The Right Mind-Set II
To make matters clear, and those statements from last chapter more concrete, I’ll provide you with a list of very useful guidelines.
There are many small tips and tricks for engaging your visual senses. These can be applied in any order or quantity.
Practical Dialogue
When you talk to yourself during drawing, don’t name anything. Assigning names and identifying things is done by the left side of your brain, and you don’t want that. Talk to yourself in the language of line and shape; how long is this line compared to that one? How big is this ellipse compared to that curve? Is this shadow dark enough compared to my other shadows? Don’t ask yourself why things are the way they are, just draw them the way you see them.
Draw blind
If you’re drawing, and you find yourself unable to get a certain part on paper, draw blind for a small amount of time. This simply means that you keep your eyes on the subject while continuing to draw.
Don’t Erase (everything)
No such thing as a perfect line exists. Once you start erasing things you’re not satisfied with, you end up in a downward spiral that makes you doubt your whole drawing (skills). Sure, it often happens that you draw a line and think it looks too big or small or curvy compared to the rest. But instead of erasing it, just redraw the correct line over it. In the end you can always decide to erase some blatant errors, but you can’t bring ack erased lines from the dead!
Choose Seeing over Knowing
Concentrate on your subject rather than on your drawing. As a child, most people memorize certain symbols for drawing certain things: a circle is an eye, a slightly curved line is a mouth, etcetera.
Unless you were a child prodigy—in which case I don’t understand why you’re reading this course—these symbols are what often make your drawings look childish. Draw exactly what you see, however unrealistic or improbable it may seem from your current angle or viewpoint.
Choose Seeing over Knowing (Again)
Often times, what you see doesn’t stroke with your knowledge about the object. Noticing this shuts down the visual senses and activates the logical one, making it nearly impossible for you to decide how to draw something.
For example, we all know that the wall and ceiling of a house (generally) coincide with each other at a straight corner.

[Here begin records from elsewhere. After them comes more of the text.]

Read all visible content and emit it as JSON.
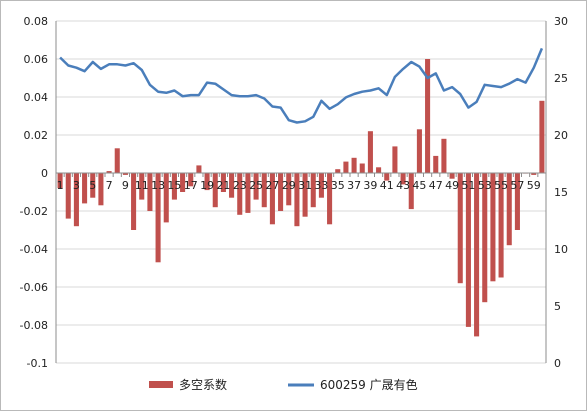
{
  "chart_data": {
    "type": "bar+line",
    "colors": {
      "bar": "#c0504d",
      "line": "#4a7ebb",
      "grid": "#d9d9d9",
      "axis": "#8c8c8c"
    },
    "x_tick_labels": [
      "1",
      "3",
      "5",
      "7",
      "9",
      "11",
      "13",
      "15",
      "17",
      "19",
      "21",
      "23",
      "25",
      "27",
      "29",
      "31",
      "33",
      "35",
      "37",
      "39",
      "41",
      "43",
      "45",
      "47",
      "49",
      "51",
      "53",
      "55",
      "57",
      "59"
    ],
    "y_left": {
      "min": -0.1,
      "max": 0.08,
      "step": 0.02,
      "ticks": [
        "-0.1",
        "-0.08",
        "-0.06",
        "-0.04",
        "-0.02",
        "0",
        "0.02",
        "0.04",
        "0.06",
        "0.08"
      ]
    },
    "y_right": {
      "min": 0,
      "max": 30,
      "step": 5,
      "ticks": [
        "0",
        "5",
        "10",
        "15",
        "20",
        "25",
        "30"
      ]
    },
    "grid": true,
    "legend_position": "bottom",
    "series": [
      {
        "name": "多空系数",
        "kind": "bar",
        "axis": "left",
        "values": [
          -0.008,
          -0.024,
          -0.028,
          -0.016,
          -0.013,
          -0.017,
          0.001,
          0.013,
          -0.001,
          -0.03,
          -0.014,
          -0.02,
          -0.047,
          -0.026,
          -0.014,
          -0.01,
          -0.007,
          0.004,
          -0.009,
          -0.018,
          -0.01,
          -0.013,
          -0.022,
          -0.021,
          -0.014,
          -0.018,
          -0.027,
          -0.02,
          -0.017,
          -0.028,
          -0.023,
          -0.018,
          -0.013,
          -0.027,
          0.002,
          0.006,
          0.008,
          0.005,
          0.022,
          0.003,
          -0.004,
          0.014,
          -0.006,
          -0.019,
          0.023,
          0.06,
          0.009,
          0.018,
          -0.003,
          -0.058,
          -0.081,
          -0.086,
          -0.068,
          -0.057,
          -0.055,
          -0.038,
          -0.03,
          0.0,
          -0.001,
          0.038
        ]
      },
      {
        "name": "600259 广晟有色",
        "kind": "line",
        "axis": "right",
        "values": [
          26.8,
          26.1,
          25.9,
          25.6,
          26.4,
          25.8,
          26.2,
          26.2,
          26.1,
          26.3,
          25.7,
          24.4,
          23.8,
          23.7,
          23.9,
          23.4,
          23.5,
          23.5,
          24.6,
          24.5,
          24.0,
          23.5,
          23.4,
          23.4,
          23.5,
          23.2,
          22.5,
          22.4,
          21.3,
          21.1,
          21.2,
          21.6,
          23.0,
          22.3,
          22.7,
          23.3,
          23.6,
          23.8,
          23.9,
          24.1,
          23.5,
          25.1,
          25.8,
          26.4,
          26.0,
          25.0,
          25.4,
          23.9,
          24.2,
          23.6,
          22.4,
          22.9,
          24.4,
          24.3,
          24.2,
          24.5,
          24.9,
          24.6,
          25.9,
          27.6
        ]
      }
    ]
  }
}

But when you look at such a corner in your house and draw it, you’ll notice that perspective radically changes this in the flat drawing. Go with what you see, not with what you think to be true.
Simplify Shapes
When in danger of being overwhelmed by the complex details of your subject, squinting your eyes will make them manageable. Also, closing one eye forces you to view the world without depth, making it easier to translate real-life objects to a 2D drawing on paper.

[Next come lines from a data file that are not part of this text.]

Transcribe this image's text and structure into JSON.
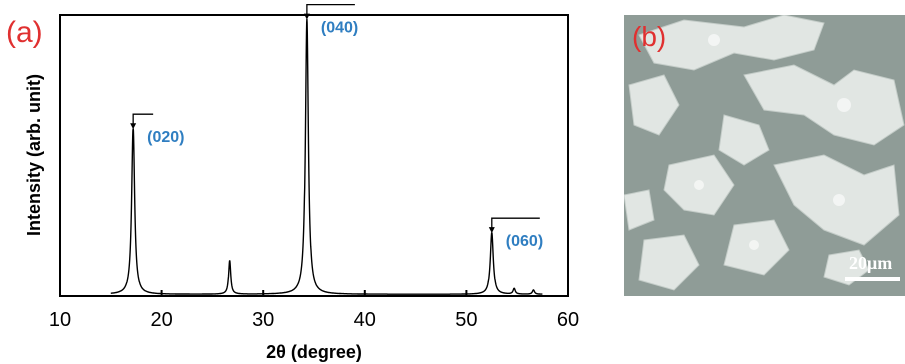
{
  "panel_a_label": "(a)",
  "panel_b_label": "(b)",
  "scale_bar_label": "20μm",
  "colors": {
    "peak_label": "#2f7ec1",
    "panel_label": "#e03030",
    "sem_background": "#8f9c97",
    "flakes": "#e8ecea"
  },
  "chart_data": {
    "type": "line",
    "xlabel": "2θ (degree)",
    "ylabel": "Intensity (arb. unit)",
    "xlim": [
      10,
      60
    ],
    "ylim": [
      0,
      100
    ],
    "xticks": [
      10,
      20,
      30,
      40,
      50,
      60
    ],
    "y_tick_labels_shown": false,
    "grid": false,
    "peaks": [
      {
        "x": 17.2,
        "height": 59,
        "width": 0.35
      },
      {
        "x": 26.7,
        "height": 12,
        "width": 0.25
      },
      {
        "x": 34.3,
        "height": 98,
        "width": 0.35
      },
      {
        "x": 52.5,
        "height": 22,
        "width": 0.35
      },
      {
        "x": 54.7,
        "height": 2,
        "width": 0.25
      },
      {
        "x": 56.6,
        "height": 1.5,
        "width": 0.25
      }
    ],
    "annotations": [
      {
        "label": "(020)",
        "x": 17.2,
        "y": 59
      },
      {
        "label": "(040)",
        "x": 34.3,
        "y": 98
      },
      {
        "label": "(060)",
        "x": 52.5,
        "y": 22
      }
    ]
  }
}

You might be wondering now: what’s all this text about, if you’re claiming I need to eliminate anything related to language? Well, ironically, I found I couldn’t really explain some of the concepts in the course by drawing a picture. By repeating these processes time and time again, they become habits, and you don’t need to remind yourself to do them, eliminating the verbal aspect and leaving only the visual processes.
One last (general) advice is to look at the world in as many new and different ways as possible. For example, to fire up your visual system you could look at subjects upside down, or place them in such strange light that you can’t easily make out what is what. You can come up with all sorts of things to get your brain to look only at the shapes and contours, and the interplay between them, instead of trying to identify objects and patterns all the time.
Half the battle when drawing (or doing any visual work), is shutting off the part of your brain that is against it and will interfere.